Here is the uncomfortable part. Most competitor reports omit most of the above. You will see “96.15% XBOW solved” without the fork, without the turn cap, without the retry protocol, and with zero mention of confidence intervals or per-attempt rates. Not because anybody is lying — the published XBOW protocol allows best-of-N aggregation, and everybody knows single-shot numbers are noisy — but because the headline number is the product and nobody wants to bring a sharper knife to a marketing fight.

pwnkit’s bet is that eventually the people who actually buy pentesting tools start asking the hard questions, and the lab whose readme already has the answers wins. The n=10 harness exists so that when someone asks “did that number hold up under repeated evaluation,” we can answer yes with a Wilson CI and a JSON artifact, instead of shrugging.

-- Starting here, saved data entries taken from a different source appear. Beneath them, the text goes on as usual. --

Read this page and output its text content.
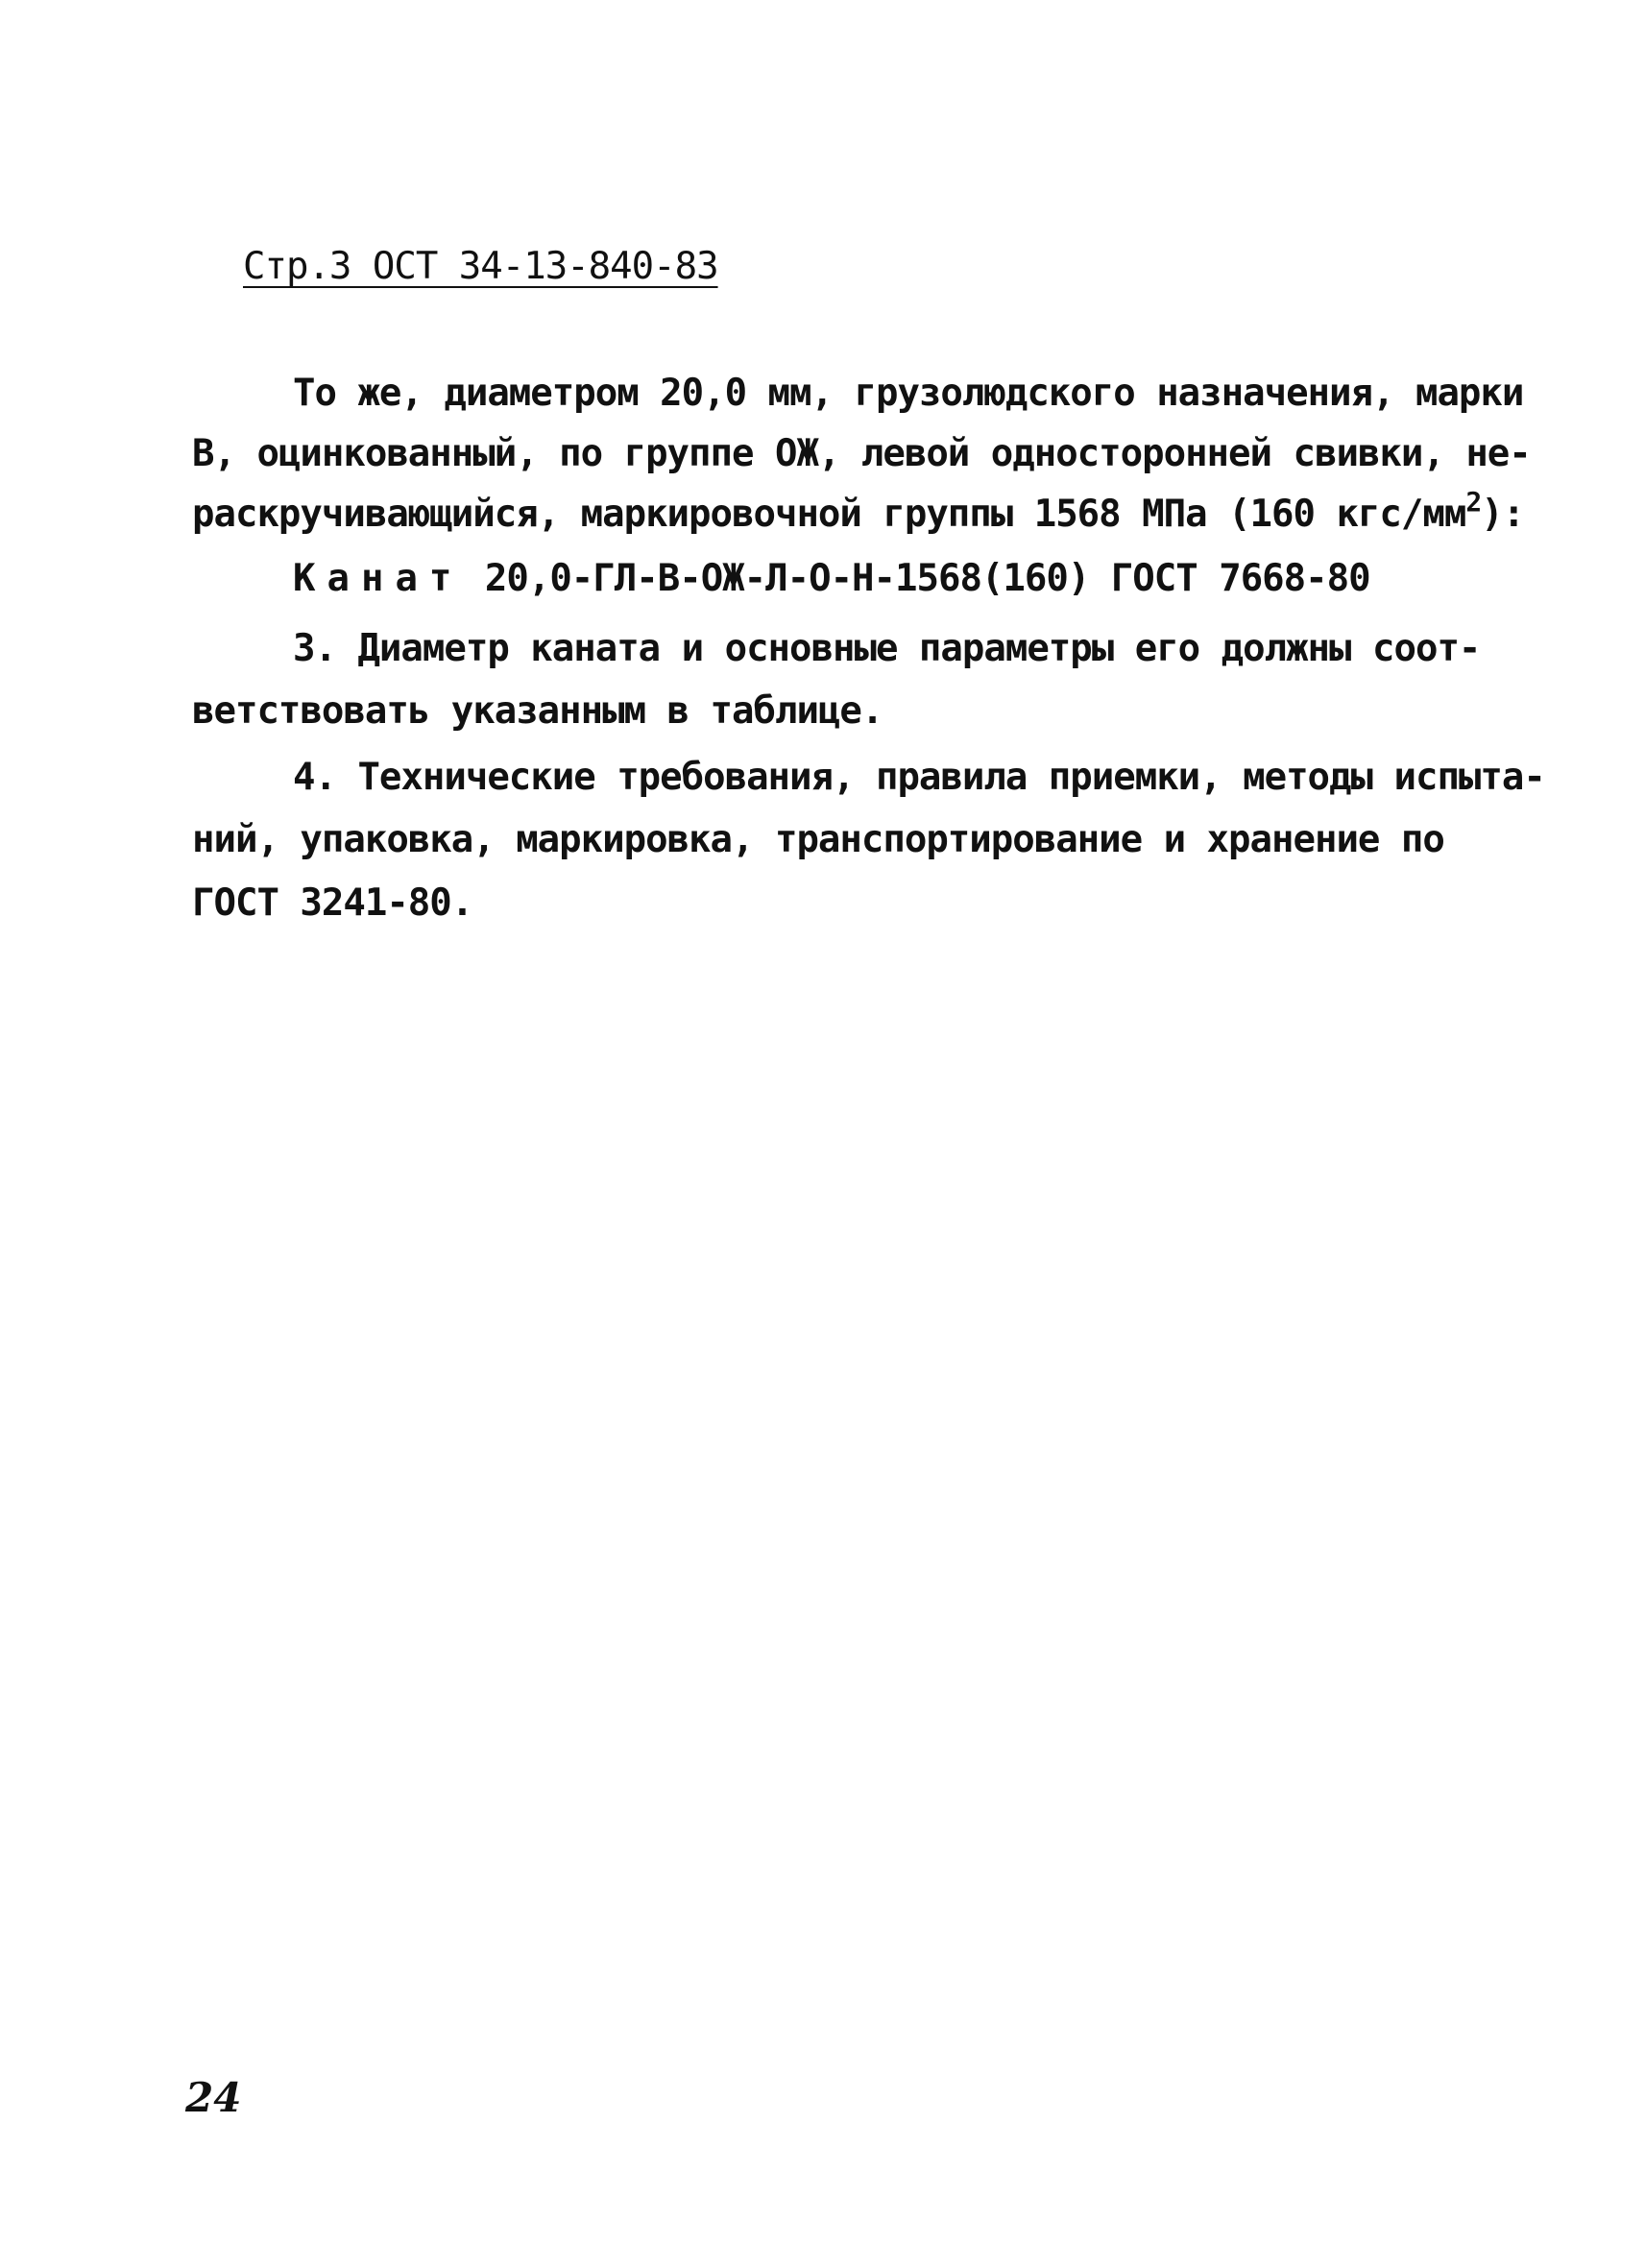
Стр.3 ОСТ 34-13-840-83
То же, диаметром 20,0 мм, грузолюдского назначения, марки
В, оцинкованный, по группе ОЖ, левой односторонней свивки, не-
раскручивающийся, маркировочной группы 1568 МПа (160 кгс/$мм^2$):
Канат 20,0-ГЛ-В-ОЖ-Л-О-Н-1568(160) ГОСТ 7668-80
3. Диаметр каната и основные параметры его должны соот-
ветствовать указанным в таблице.
4. Технические требования, правила приемки, методы испыта-
ний, упаковка, маркировка, транспортирование и хранение по
ГОСТ 3241-80.
24
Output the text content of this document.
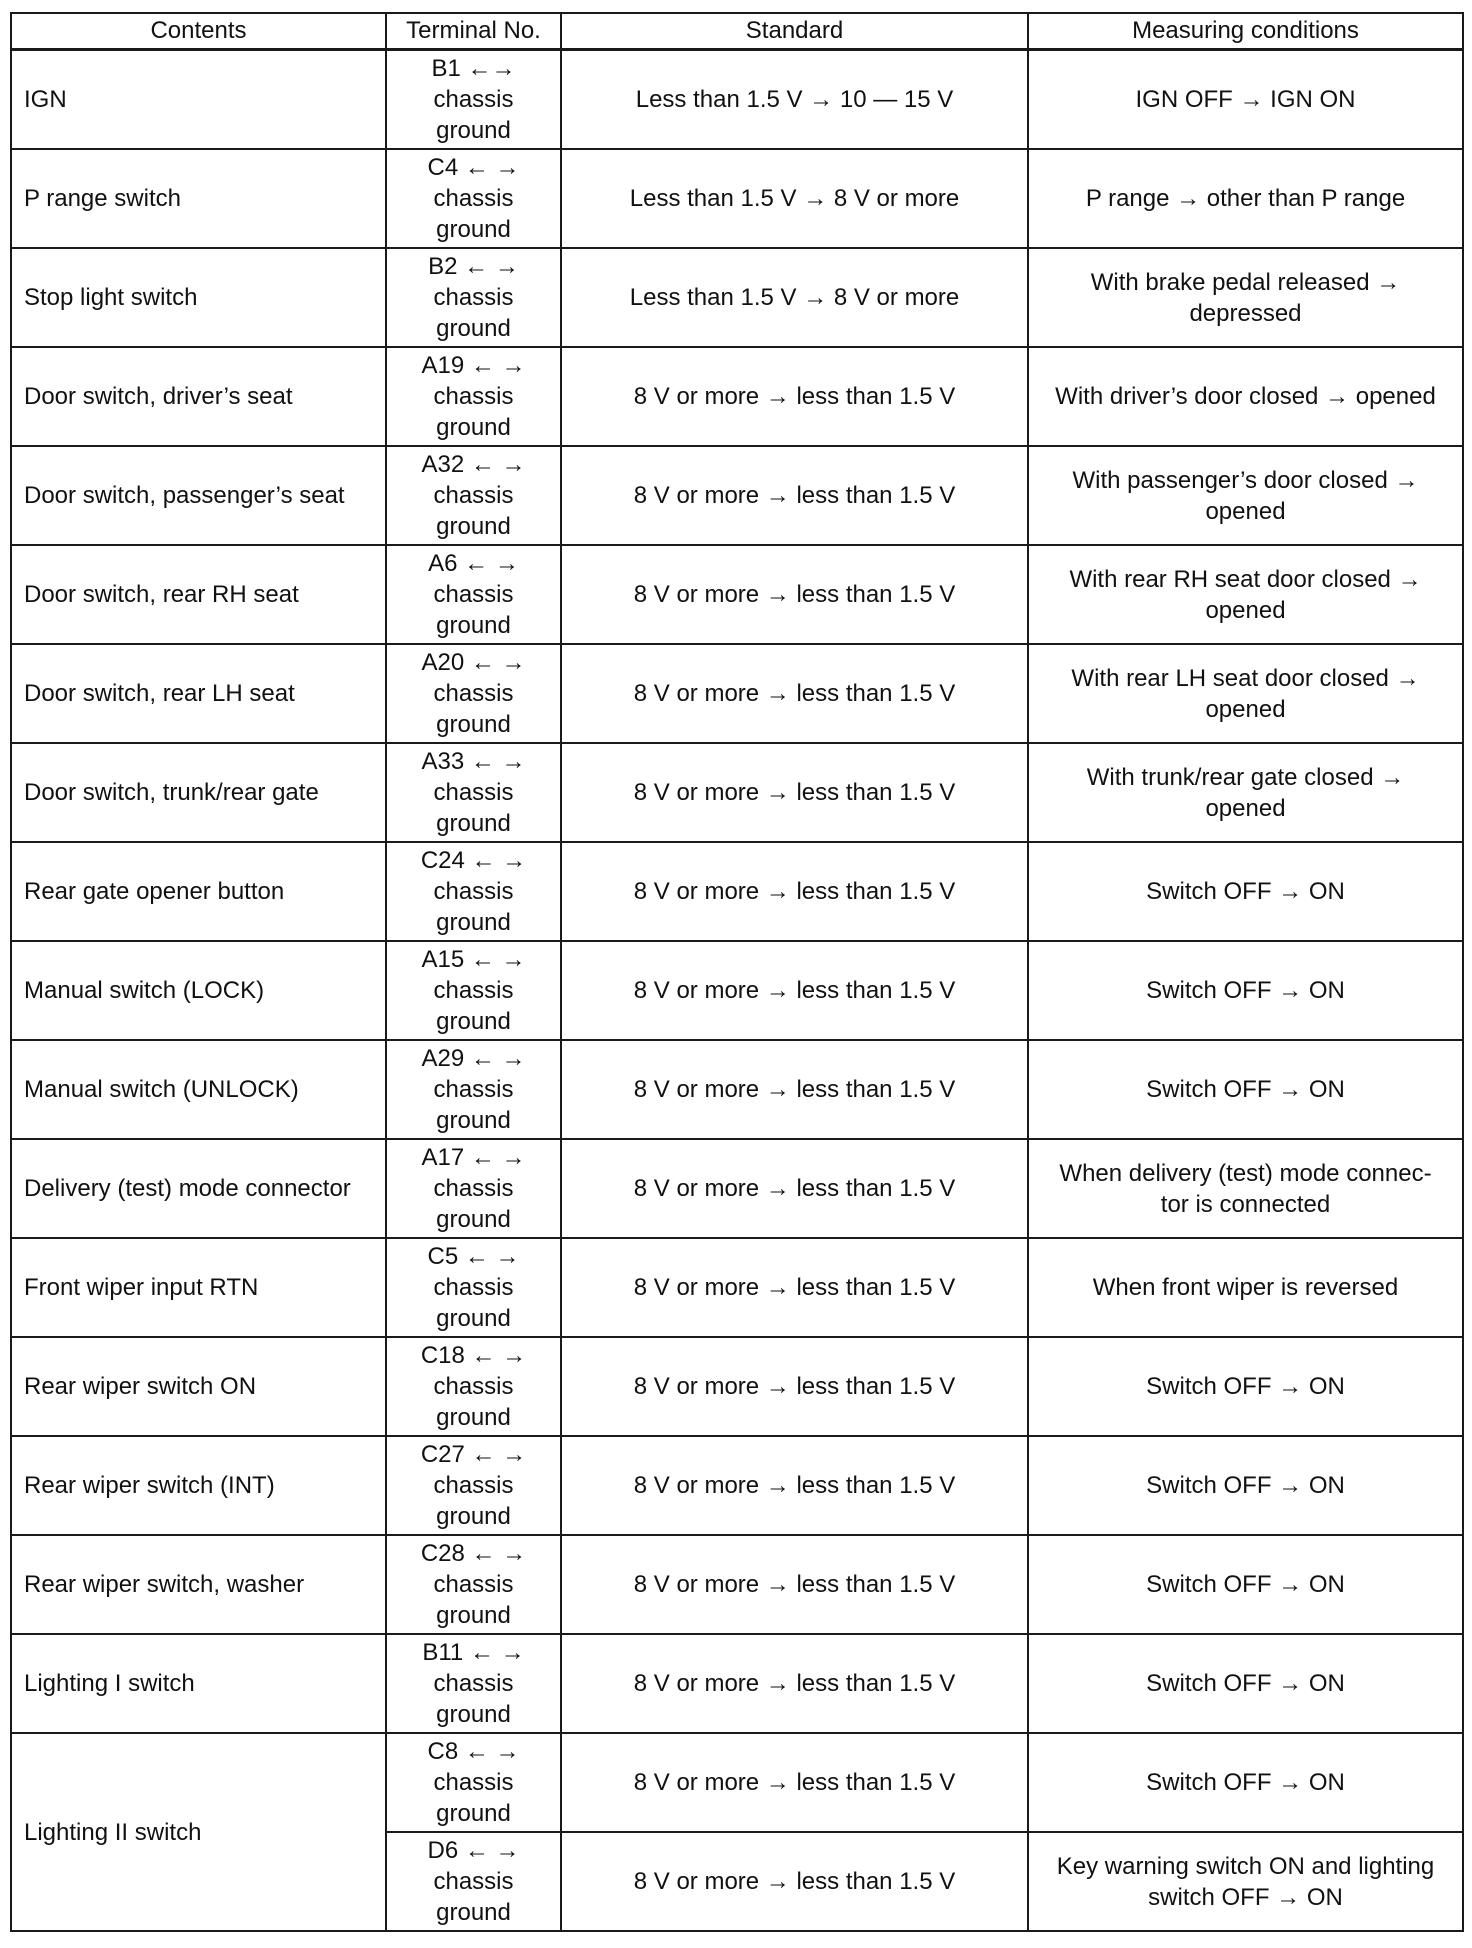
Contents	Terminal No.	Standard	Measuring conditions
IGN	B1 ←→
chassis
ground	Less than 1.5 V → 10 — 15 V	IGN OFF → IGN ON

P range switch	C4 ← →
chassis
ground	Less than 1.5 V → 8 V or more	P range → other than P range

Stop light switch	B2 ← →
chassis
ground	Less than 1.5 V → 8 V or more	With brake pedal released →
depressed

Door switch, driver’s seat	A19 ← →
chassis
ground	8 V or more → less than 1.5 V	With driver’s door closed → opened

Door switch, passenger’s seat	A32 ← →
chassis
ground	8 V or more → less than 1.5 V	With passenger’s door closed →
opened

Door switch, rear RH seat	A6 ← →
chassis
ground	8 V or more → less than 1.5 V	With rear RH seat door closed →
opened

Door switch, rear LH seat	A20 ← →
chassis
ground	8 V or more → less than 1.5 V	With rear LH seat door closed →
opened

Door switch, trunk/rear gate	A33 ← →
chassis
ground	8 V or more → less than 1.5 V	With trunk/rear gate closed →
opened

Rear gate opener button	C24 ← →
chassis
ground	8 V or more → less than 1.5 V	Switch OFF → ON

Manual switch (LOCK)	A15 ← →
chassis
ground	8 V or more → less than 1.5 V	Switch OFF → ON

Manual switch (UNLOCK)	A29 ← →
chassis
ground	8 V or more → less than 1.5 V	Switch OFF → ON

Delivery (test) mode connector	A17 ← →
chassis
ground	8 V or more → less than 1.5 V	When delivery (test) mode connec-
tor is connected

Front wiper input RTN	C5 ← →
chassis
ground	8 V or more → less than 1.5 V	When front wiper is reversed

Rear wiper switch ON	C18 ← →
chassis
ground	8 V or more → less than 1.5 V	Switch OFF → ON

Rear wiper switch (INT)	C27 ← →
chassis
ground	8 V or more → less than 1.5 V	Switch OFF → ON

Rear wiper switch, washer	C28 ← →
chassis
ground	8 V or more → less than 1.5 V	Switch OFF → ON

Lighting I switch	B11 ← →
chassis
ground	8 V or more → less than 1.5 V	Switch OFF → ON

Lighting II switch	C8 ← →
chassis
ground	8 V or more → less than 1.5 V	Switch OFF → ON

	D6 ← →
chassis
ground	8 V or more → less than 1.5 V	Key warning switch ON and lighting
switch OFF → ON
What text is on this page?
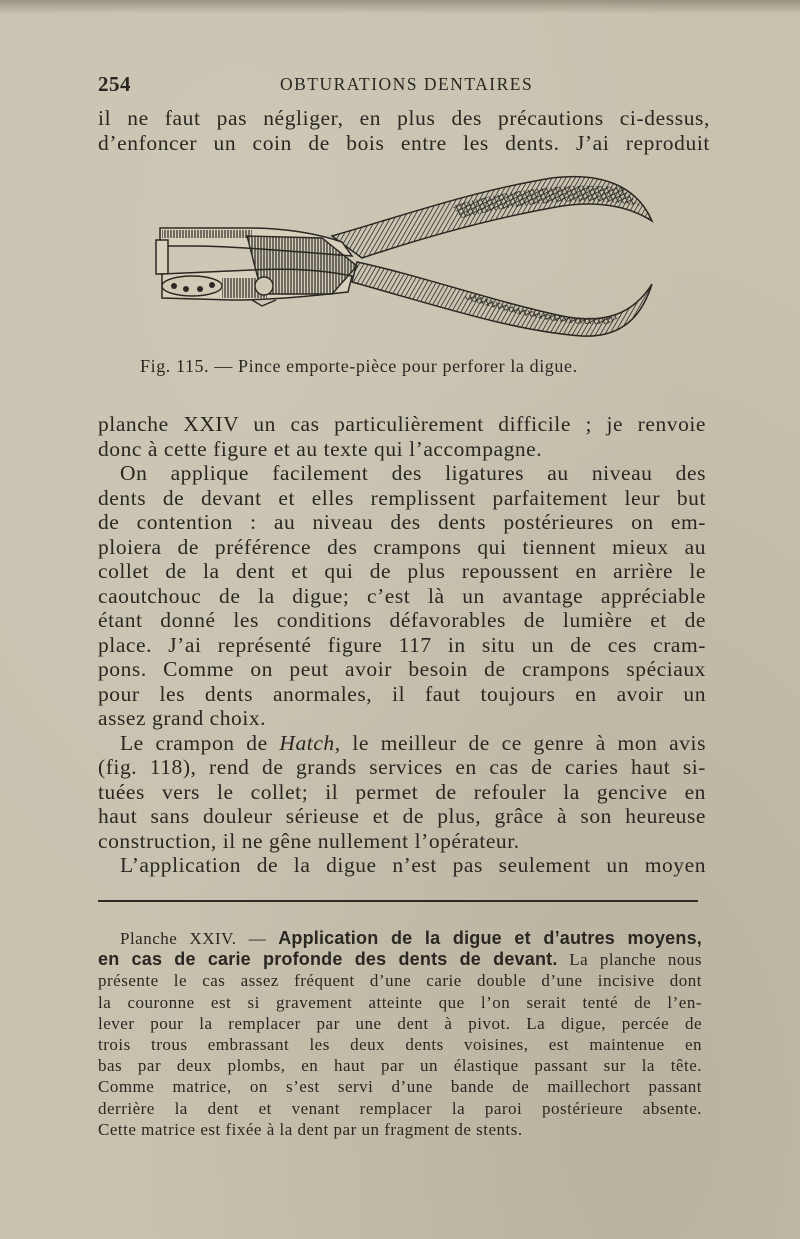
254	OBTURATIONS DENTAIRES
il ne faut pas négliger, en plus des précautions ci-dessus,
d’enfoncer un coin de bois entre les dents. J’ai reproduit
Fig. 115. — Pince emporte-pièce pour perforer la digue.
planche XXIV un cas particulièrement difficile ; je renvoie
donc à cette figure et au texte qui l’accompagne.
On applique facilement des ligatures au niveau des
dents de devant et elles remplissent parfaitement leur but
de contention : au niveau des dents postérieures on em-
ploiera de préférence des crampons qui tiennent mieux au
collet de la dent et qui de plus repoussent en arrière le
caoutchouc de la digue; c’est là un avantage appréciable
étant donné les conditions défavorables de lumière et de
place. J’ai représenté figure 117 in situ un de ces cram-
pons. Comme on peut avoir besoin de crampons spéciaux
pour les dents anormales, il faut toujours en avoir un
assez grand choix.
Le crampon de Hatch, le meilleur de ce genre à mon avis
(fig. 118), rend de grands services en cas de caries haut si-
tuées vers le collet; il permet de refouler la gencive en
haut sans douleur sérieuse et de plus, grâce à son heureuse
construction, il ne gêne nullement l’opérateur.
L’application de la digue n’est pas seulement un moyen
Planche XXIV. — Application de la digue et d’autres moyens,
en cas de carie profonde des dents de devant. La planche nous
présente le cas assez fréquent d’une carie double d’une incisive dont
la couronne est si gravement atteinte que l’on serait tenté de l’en-
lever pour la remplacer par une dent à pivot. La digue, percée de
trois trous embrassant les deux dents voisines, est maintenue en
bas par deux plombs, en haut par un élastique passant sur la tête.
Comme matrice, on s’est servi d’une bande de maillechort passant
derrière la dent et venant remplacer la paroi postérieure absente.
Cette matrice est fixée à la dent par un fragment de stents.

It is cheaper to publish the real number now than to explain the fake one later.

Terminal window
pnpm --filter @pwnkit/benchmark xbow \
--agentic \
--only XBEN-010,XBEN-051,XBEN-061,XBEN-066,XBEN-080,XBEN-084,XBEN-099,XBEN-104 \
--repeat 10 \
--repeat-cost-ceiling-usd 5.00 \
--fresh --json

Or, via GitHub Actions, trigger XBOW Benchmark under the Actions tab and set the repeat input to 10. The workflow will emit a full xbow-latest.json with repeatProtocol, successRate, and successRateCI95 fields populated per challenge. The public benchmark page should treat those raw outputs as inputs to the ledger, not as a second hand-maintained source of truth.